Ils poussent en effet comme fleurs après que s’est éteint le grand vent des épopées guerrières, des chansons de gestes aux longues laisses.

M. Victor Le Clerc a signalé cette évolution de la Poésie française, en parlant d’un des derniers auteurs de chroniques rimées, de Creton, qui, en 1399, racontant en vers les luttes des maisons d’York et de Lancastre, s’arrête tout à coup, saisi d’un scrupule d’historien véridique, et continue en prose le récit commencé, de peur d’altérer dans une traduction poétique le langage de ses héros :

Or vous veuil dire, sans plus ryme quérir,
Du roi la prinse ; et, pour mieux accomplir
Les paroles qu’ils dirent au venir
Tous deux ensemble,
(Car retenus les ay bien, ce me semble)
Sy les diray en prose ; car il semble
Aucune fois qu’on adjoute ou assemble
Trop de langage
À sa matière de quoi on faict ouvrage.
Or veuille Dieu, qui nous faict à s’ymage,
Pugnir tous ceulx qui fierent tel outrage !

« C’était faire preuve de bon sens, ajoute M. Victor Le Clerc ; le règne de la prose était venu pour l’histoire. » Et aussi, ajouterons-nous, l’ère de l’émancipation pour la poésie.

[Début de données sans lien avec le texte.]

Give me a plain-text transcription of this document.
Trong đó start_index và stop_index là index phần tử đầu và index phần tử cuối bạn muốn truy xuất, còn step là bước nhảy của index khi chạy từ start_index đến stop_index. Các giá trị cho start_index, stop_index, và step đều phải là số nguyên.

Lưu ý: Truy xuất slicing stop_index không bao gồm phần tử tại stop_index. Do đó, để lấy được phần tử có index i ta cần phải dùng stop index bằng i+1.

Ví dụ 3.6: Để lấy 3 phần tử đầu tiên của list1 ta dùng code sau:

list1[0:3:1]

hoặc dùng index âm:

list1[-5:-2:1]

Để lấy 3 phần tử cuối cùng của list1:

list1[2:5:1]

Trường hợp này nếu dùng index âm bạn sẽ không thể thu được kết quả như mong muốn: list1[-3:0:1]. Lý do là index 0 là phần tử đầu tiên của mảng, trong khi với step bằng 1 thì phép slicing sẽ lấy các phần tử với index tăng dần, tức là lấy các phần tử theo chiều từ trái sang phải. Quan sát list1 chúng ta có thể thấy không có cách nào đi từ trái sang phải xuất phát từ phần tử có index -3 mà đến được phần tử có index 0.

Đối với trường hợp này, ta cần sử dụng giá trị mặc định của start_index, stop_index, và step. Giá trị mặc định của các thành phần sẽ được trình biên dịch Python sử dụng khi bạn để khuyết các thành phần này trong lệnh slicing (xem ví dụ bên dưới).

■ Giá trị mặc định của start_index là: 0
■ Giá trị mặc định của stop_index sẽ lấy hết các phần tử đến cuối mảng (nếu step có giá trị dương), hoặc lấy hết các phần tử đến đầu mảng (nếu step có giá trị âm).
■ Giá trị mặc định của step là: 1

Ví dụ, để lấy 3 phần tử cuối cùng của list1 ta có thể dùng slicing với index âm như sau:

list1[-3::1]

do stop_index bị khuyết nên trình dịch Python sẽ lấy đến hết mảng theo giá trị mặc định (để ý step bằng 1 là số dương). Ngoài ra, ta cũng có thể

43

Qui le croirait ? Le xvie siècle, ce siècle artiste par excellence et le grand siècle de la poésie lyrique en France, méconnut la Ballade, ou plutôt la sacrifia. Ce fut sa première perte du Rhône.

Les poëtes d’alors, enthousiastes de l’antiquité retrouvée, modelèrent leurs œuvres sur les mètres d’Horace, d’Anacréon et de Sappho. Ce fut le triomphe de l’Ode et de l’Odelette, de l’Élégie, de l’Épître et même du Poëme Épique.

Les vieux genres français furent repoussés comme gothiques ; le Sonnet seul trouva grâce, à titre d’importation étrangère et par la protection de Du Bellay.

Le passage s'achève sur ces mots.